Specialist e-Consultations Improve Care, Reduce Costs

Tara Haelle

March 15, 2016

Primary care providers' use of e-consultations for specialist referrals not only cut the waiting time compared with traditional referrals but also safely reduced the overall need for in-person specialist visits, according to a study published in the March/April 2016 issue of the Annals of Family Medicine.

"We found that e-consultation referrals are effective at increasing access to specialty care for underserved populations, reducing need for face-to-face specialty care, streamlining specialty referrals, and potentially reducing emergency department utilization," write J. Nwando Olayiwola, MD, MPH, from San Francisco General Hospital in California, and colleagues. "There is also growing recognition that the e-consultation pathway may be fundamental to the success of accountable care organizations as part of a comprehensive strategy to streamline costs, improve quality, and better coordinate care."

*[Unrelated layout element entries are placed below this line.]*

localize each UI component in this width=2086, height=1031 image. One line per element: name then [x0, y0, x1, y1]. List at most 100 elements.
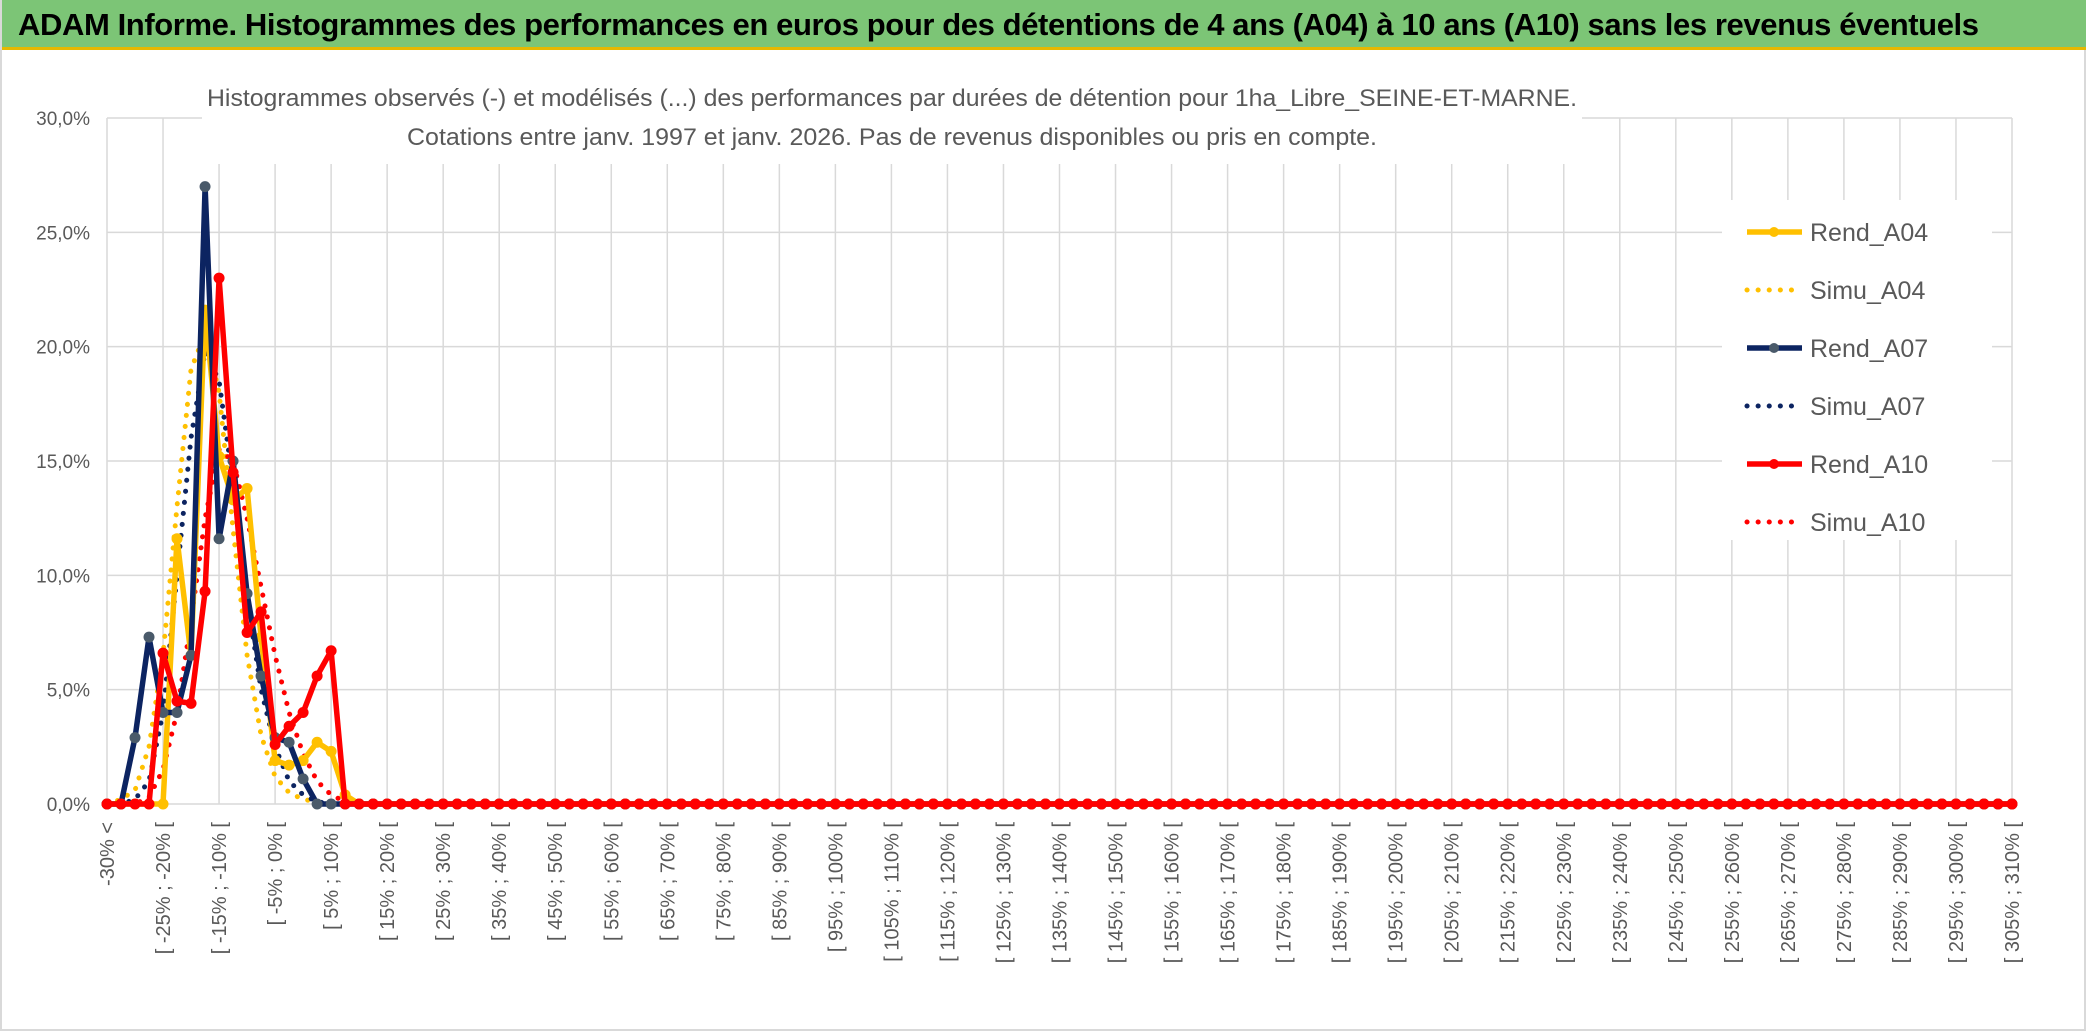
data-point: [689, 798, 701, 810]
data-point: [605, 798, 617, 810]
data-point: [325, 798, 337, 810]
data-point: [1614, 798, 1626, 810]
data-point: [1320, 798, 1332, 810]
x-tick-label: [ 185% ; 190% [: [1330, 822, 1352, 964]
data-point: [969, 798, 981, 810]
x-tick-label: [ 215% ; 220% [: [1498, 822, 1520, 964]
data-point: [283, 736, 295, 748]
x-tick-label: [ 245% ; 250% [: [1666, 822, 1688, 964]
data-point: [1600, 798, 1612, 810]
x-tick-label: [ 75% ; 80% [: [713, 822, 735, 941]
legend-label: Rend_A07: [1810, 335, 1928, 363]
data-point: [787, 798, 799, 810]
data-point: [1782, 798, 1794, 810]
data-point: [619, 798, 631, 810]
data-point: [395, 798, 407, 810]
data-point: [129, 798, 141, 810]
x-tick-label: [ 105% ; 110% [: [881, 822, 903, 962]
y-tick-label: 30,0%: [36, 109, 90, 130]
x-tick-label: [ 295% ; 300% [: [1946, 822, 1968, 964]
data-point: [1992, 798, 2004, 810]
data-point: [661, 798, 673, 810]
data-point: [325, 745, 337, 757]
x-tick-label: [ 145% ; 150% [: [1106, 822, 1128, 964]
data-point: [255, 606, 267, 618]
legend-label: Rend_A10: [1810, 451, 1928, 479]
chart-title: Histogrammes observés (-) et modélisés (…: [202, 78, 1582, 164]
legend-label: Rend_A04: [1810, 219, 1928, 247]
data-point: [409, 798, 421, 810]
data-point: [549, 798, 561, 810]
data-point: [829, 798, 841, 810]
data-point: [815, 798, 827, 810]
data-point: [283, 720, 295, 732]
y-tick-label: 5,0%: [47, 681, 90, 702]
x-tick-label: [ 15% ; 20% [: [377, 822, 399, 941]
data-point: [1922, 798, 1934, 810]
data-point: [759, 798, 771, 810]
data-point: [1460, 798, 1472, 810]
data-point: [1222, 798, 1234, 810]
data-point: [1894, 798, 1906, 810]
legend-label: Simu_A10: [1810, 509, 1925, 537]
data-point: [213, 533, 225, 545]
data-point: [185, 697, 197, 709]
data-point: [1432, 798, 1444, 810]
data-point: [1936, 798, 1948, 810]
data-point: [1250, 798, 1262, 810]
data-point: [885, 798, 897, 810]
chart-title-line-2: Cotations entre janv. 1997 et janv. 2026…: [407, 124, 1377, 151]
data-point: [773, 798, 785, 810]
data-point: [1810, 798, 1822, 810]
data-point: [1488, 798, 1500, 810]
x-tick-label: [ 275% ; 280% [: [1834, 822, 1856, 964]
data-point: [1152, 798, 1164, 810]
x-tick-label: [ 265% ; 270% [: [1778, 822, 1800, 964]
data-point: [1194, 798, 1206, 810]
data-point: [577, 798, 589, 810]
data-point: [1978, 798, 1990, 810]
data-point: [199, 585, 211, 597]
x-axis-tick-labels: -30% < [ -25% ; -20% [[ -15% ; -10% [[ -5…: [97, 822, 2024, 964]
x-tick-label: [ 55% ; 60% [: [601, 822, 623, 941]
legend-item-rend-a10: Rend_A10: [1747, 451, 1928, 479]
data-point: [1656, 798, 1668, 810]
data-point: [717, 798, 729, 810]
data-point: [227, 466, 239, 478]
data-point: [1908, 798, 1920, 810]
data-point: [129, 732, 141, 744]
data-point: [297, 773, 309, 785]
data-point: [1684, 798, 1696, 810]
data-point: [983, 798, 995, 810]
data-point: [157, 798, 169, 810]
data-point: [1838, 798, 1850, 810]
y-tick-label: 0,0%: [47, 795, 90, 816]
data-point: [1208, 798, 1220, 810]
x-tick-label: [ 175% ; 180% [: [1274, 822, 1296, 964]
data-point: [1011, 798, 1023, 810]
legend-marker: [1769, 227, 1779, 237]
data-point: [1796, 798, 1808, 810]
data-point: [367, 798, 379, 810]
x-tick-label: [ 225% ; 230% [: [1554, 822, 1576, 964]
data-point: [1530, 798, 1542, 810]
data-point: [1418, 798, 1430, 810]
data-point: [1180, 798, 1192, 810]
chart-legend: Rend_A04 Simu_A04 Rend_A07 Simu_A07 Rend_A10…: [1722, 200, 1992, 540]
data-point: [1068, 798, 1080, 810]
data-point: [325, 645, 337, 657]
data-point: [171, 533, 183, 545]
data-point: [1054, 798, 1065, 810]
data-point: [1824, 798, 1836, 810]
data-point: [311, 736, 323, 748]
data-point: [1516, 798, 1528, 810]
data-point: [2006, 798, 2018, 810]
data-point: [1880, 798, 1892, 810]
data-point: [1586, 798, 1598, 810]
x-tick-label: [ 5% ; 10% [: [321, 822, 343, 930]
data-point: [1404, 798, 1416, 810]
data-point: [703, 798, 715, 810]
data-point: [927, 798, 939, 810]
data-point: [535, 798, 547, 810]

The researchers randomly assigned nine primary care providers to a control group who followed usual referral strategies and 17 to a group using e-consultations for referrals to cardiologists from the University of Connecticut Health Center. The e-consultations were reimbursed at $25 each.

The primary care clinicians, from a dozen practice sites in a community health center in Connecticut, referred 590 mostly underserved patients during the 12 months of the study's intervention. More than 90% of the patients were at or below the 200% federal poverty level, more than 60% used Medicaid, more than 60% were racial or ethnic minorities, and 25% lacked any health insurance.

The asynchronous e-consultations took place between the primary care provider and the cardiologist, using a secure peer-to-peer messaging module within the shared electronic health record system. The cardiologists responded within 2 days. "Responses were case-specific and generally contained recommendations for management, additional testing, or a face-to-face cardiologist's visit," the authors write. "The clinician was responsible for considering and acting upon recommendations and determining when an e-consultation was complete."

Just more than half (52%) of cardiology referrals in the intervention group were sent as an e-consultation, and 69.2% did not require an in-person visit to the cardiologist to resolve. In just more than a quarter (27.5%) of the e-consultations, the cardiologist recommended a face-to-face visit. A relatively small proportion (3.3%) of e-consultations failed because of technical difficulties.

Those not referred as an e-consultation either involved a preexisting patient relationship with the cardiologist or an urgent situation. Abnormal electrocardiogram findings made up the most commonly referred e-consultations, followed by chest pain, preoperative assessment, and hypertension. Coronary artery disease was the most common reason patients were referred for face-to-face consultations with cardiologists, followed by chest pain, heart failure, hypertension, and abnormal electrocardiogram findings.

Although it took a median 24 days to see a cardiologist for patients of physicians in the control group, it took only a median 5 days for patients whose physicians used e-consultations. Patients of the intervention group physicians were also approximately 1.5 times more likely to receive a consultation than those of the control group physicians.

"Patients referred via the traditional consultation pathway had higher rates of emergency department utilization than those receiving e-consultation referrals during the 6-month follow-up," including six patients whose visits occurred during their wait for the cardiologist consultation, the authors report. Primary care providers' responses to surveys indicated high satisfaction with e-consultation response quality and timeliness.

"The results from the first randomized study of referrals for an e-consultation reveal the potential to improve safely and efficiently the primary care–specialty consultation process using an electronic communication platform," the authors write. The researchers also compared adverse outcomes among all the patients, including death, myocardial infarction, coronary artery bypass grafting, urgent or emergent cardiac catheterization and/or angioplasty, and emergency department or hospital visits for cardiac problems or events.

"We did not find any evidence that patients managed by clinicians who requested an e-consultation had more adverse cardiac outcomes than patients of clinicians in the control group," the authors write.

The research was funded by the Connecticut Health Foundation. The authors have disclosed no relevant financial relationships.